Japanese featherweights Shozo Saijo and Shigefumi “Shig” Fukuyama fought several times at the legendary Olympic Auditorium in downtown L.A.

Shozo Saijo

Shozo Saijo

“They were never in bad fights,” said hall-of-fame matchmaker Don Chargin, who made many of their bouts (often against Mexican nationals) that took place at the Olympic and other Los Angeles venues.

“Saijo beat (WBA) featherweight champ Raul Rojas in a non-title 10 rounder and then beat him over 15 rounds for the title. Both fights were in L.A. The first was at the Olympic, the second was at the (Memorial) Coliseum.

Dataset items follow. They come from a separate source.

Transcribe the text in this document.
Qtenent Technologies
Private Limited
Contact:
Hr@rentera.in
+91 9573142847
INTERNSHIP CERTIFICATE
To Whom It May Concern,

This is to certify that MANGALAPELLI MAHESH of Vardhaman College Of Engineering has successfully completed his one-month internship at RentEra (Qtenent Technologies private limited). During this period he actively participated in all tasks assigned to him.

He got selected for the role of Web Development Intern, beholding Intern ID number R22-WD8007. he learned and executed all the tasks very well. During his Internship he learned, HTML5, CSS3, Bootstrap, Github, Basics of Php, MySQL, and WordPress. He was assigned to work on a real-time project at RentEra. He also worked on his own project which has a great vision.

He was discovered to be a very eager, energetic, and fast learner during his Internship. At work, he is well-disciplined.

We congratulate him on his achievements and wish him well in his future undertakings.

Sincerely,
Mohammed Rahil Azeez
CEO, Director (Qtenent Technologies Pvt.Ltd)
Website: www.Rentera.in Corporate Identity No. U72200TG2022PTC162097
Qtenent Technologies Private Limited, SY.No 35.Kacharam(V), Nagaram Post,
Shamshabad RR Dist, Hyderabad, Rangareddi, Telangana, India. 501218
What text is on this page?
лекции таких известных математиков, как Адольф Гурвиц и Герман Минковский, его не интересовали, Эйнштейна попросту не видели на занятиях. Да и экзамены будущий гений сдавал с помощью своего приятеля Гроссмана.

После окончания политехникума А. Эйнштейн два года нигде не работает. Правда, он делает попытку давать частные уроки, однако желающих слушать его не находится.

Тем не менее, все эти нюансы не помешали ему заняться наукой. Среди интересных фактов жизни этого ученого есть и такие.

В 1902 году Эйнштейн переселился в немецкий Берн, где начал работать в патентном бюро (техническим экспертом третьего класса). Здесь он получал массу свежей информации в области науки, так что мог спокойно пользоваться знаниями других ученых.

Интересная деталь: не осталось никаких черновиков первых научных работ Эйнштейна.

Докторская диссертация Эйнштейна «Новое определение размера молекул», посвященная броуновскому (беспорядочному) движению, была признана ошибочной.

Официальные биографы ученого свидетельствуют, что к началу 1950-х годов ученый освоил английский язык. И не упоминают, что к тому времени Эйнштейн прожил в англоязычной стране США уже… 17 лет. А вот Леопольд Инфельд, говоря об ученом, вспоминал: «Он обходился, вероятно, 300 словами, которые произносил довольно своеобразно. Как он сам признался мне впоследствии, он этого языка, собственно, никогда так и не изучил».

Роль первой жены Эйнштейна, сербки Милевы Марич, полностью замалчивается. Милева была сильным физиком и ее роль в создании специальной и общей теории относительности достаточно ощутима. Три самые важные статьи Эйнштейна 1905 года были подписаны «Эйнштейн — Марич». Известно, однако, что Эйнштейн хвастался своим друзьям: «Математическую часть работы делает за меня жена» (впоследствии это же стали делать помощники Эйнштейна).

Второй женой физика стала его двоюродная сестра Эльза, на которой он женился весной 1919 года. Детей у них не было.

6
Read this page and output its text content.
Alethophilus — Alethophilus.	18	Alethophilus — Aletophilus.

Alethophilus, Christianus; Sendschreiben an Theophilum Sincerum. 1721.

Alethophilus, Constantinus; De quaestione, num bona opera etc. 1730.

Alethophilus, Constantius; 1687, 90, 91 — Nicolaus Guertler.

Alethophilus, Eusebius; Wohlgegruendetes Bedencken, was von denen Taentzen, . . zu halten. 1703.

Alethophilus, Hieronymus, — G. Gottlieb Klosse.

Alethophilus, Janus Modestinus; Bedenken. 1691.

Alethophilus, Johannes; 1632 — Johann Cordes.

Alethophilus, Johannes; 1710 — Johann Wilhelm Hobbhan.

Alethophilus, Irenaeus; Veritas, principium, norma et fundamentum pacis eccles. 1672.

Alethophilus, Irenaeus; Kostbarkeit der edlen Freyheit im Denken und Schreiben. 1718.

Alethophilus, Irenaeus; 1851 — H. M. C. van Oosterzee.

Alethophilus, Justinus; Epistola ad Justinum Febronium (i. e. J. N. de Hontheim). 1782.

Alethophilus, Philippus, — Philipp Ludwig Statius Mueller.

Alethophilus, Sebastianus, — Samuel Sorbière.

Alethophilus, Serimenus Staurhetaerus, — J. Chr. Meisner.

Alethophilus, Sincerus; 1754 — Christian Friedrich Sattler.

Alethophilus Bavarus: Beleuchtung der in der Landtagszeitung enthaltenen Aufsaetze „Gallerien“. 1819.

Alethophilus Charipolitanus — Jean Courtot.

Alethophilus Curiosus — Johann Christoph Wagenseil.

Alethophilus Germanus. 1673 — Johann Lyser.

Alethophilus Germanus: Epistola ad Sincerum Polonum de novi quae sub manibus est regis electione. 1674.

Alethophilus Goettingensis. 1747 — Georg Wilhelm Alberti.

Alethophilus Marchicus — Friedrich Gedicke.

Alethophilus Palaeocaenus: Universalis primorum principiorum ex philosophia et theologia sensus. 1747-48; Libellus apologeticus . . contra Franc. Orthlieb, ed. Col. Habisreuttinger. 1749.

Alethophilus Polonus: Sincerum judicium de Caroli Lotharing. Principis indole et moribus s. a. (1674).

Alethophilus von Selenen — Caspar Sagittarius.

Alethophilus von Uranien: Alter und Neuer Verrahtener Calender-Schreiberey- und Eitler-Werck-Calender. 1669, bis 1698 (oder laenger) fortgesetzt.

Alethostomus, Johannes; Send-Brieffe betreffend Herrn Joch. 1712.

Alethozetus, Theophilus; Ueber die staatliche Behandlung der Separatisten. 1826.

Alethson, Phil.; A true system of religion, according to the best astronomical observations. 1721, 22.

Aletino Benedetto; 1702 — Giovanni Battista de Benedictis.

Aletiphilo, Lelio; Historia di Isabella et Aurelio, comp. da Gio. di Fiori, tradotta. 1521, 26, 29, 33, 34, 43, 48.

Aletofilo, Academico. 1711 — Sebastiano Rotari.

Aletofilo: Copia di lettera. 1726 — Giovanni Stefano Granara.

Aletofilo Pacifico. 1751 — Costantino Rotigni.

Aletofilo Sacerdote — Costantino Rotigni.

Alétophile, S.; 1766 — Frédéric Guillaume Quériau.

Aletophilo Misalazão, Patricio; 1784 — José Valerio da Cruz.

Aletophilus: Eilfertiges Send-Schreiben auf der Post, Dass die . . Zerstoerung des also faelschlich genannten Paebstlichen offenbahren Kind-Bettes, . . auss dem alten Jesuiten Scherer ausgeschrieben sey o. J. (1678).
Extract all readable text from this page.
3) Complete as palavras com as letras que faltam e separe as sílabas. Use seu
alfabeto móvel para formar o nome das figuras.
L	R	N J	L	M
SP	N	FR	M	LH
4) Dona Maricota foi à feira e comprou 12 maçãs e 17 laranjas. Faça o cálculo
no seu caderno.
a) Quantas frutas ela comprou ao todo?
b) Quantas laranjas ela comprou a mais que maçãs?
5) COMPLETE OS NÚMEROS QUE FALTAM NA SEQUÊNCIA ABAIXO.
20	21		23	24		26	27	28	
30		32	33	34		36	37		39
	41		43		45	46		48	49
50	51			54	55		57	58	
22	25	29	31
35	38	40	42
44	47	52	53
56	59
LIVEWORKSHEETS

“Another Japanese fighter who was never in a bad fight was (Shinichi) ‘Buzzsaw’ Yamabe. He was a lightweight and Mexican fans loved him at the Olympic. We often used Japanese fighters on cards in the Sacramento area where there’s a Japanese community.”

Miura’s style is much like that of Yamabe, a left-handed brawler who lived up to his nickname.

“I’m an aggressive fighter that goes for the knockout,” Miura told “I think Vargas is similar. He’s got power and he throws a lot of punches. I’ve seen him. He can fight. He’s got enough experience to deserve a shot at the title.”

Vargas was equally respectful at Thursday’s undercard press conference.

“I know I’m going up against a strong champion, but that’s why I’ve prepared so well for this fight,” said Vargas (22-0-1, 16 KOs), a 2008 Olympian. “I promise that this fight will be all action from start to finish.”

If both fighters uphold their nation’s rich boxing history their co-feature will live up to expectations.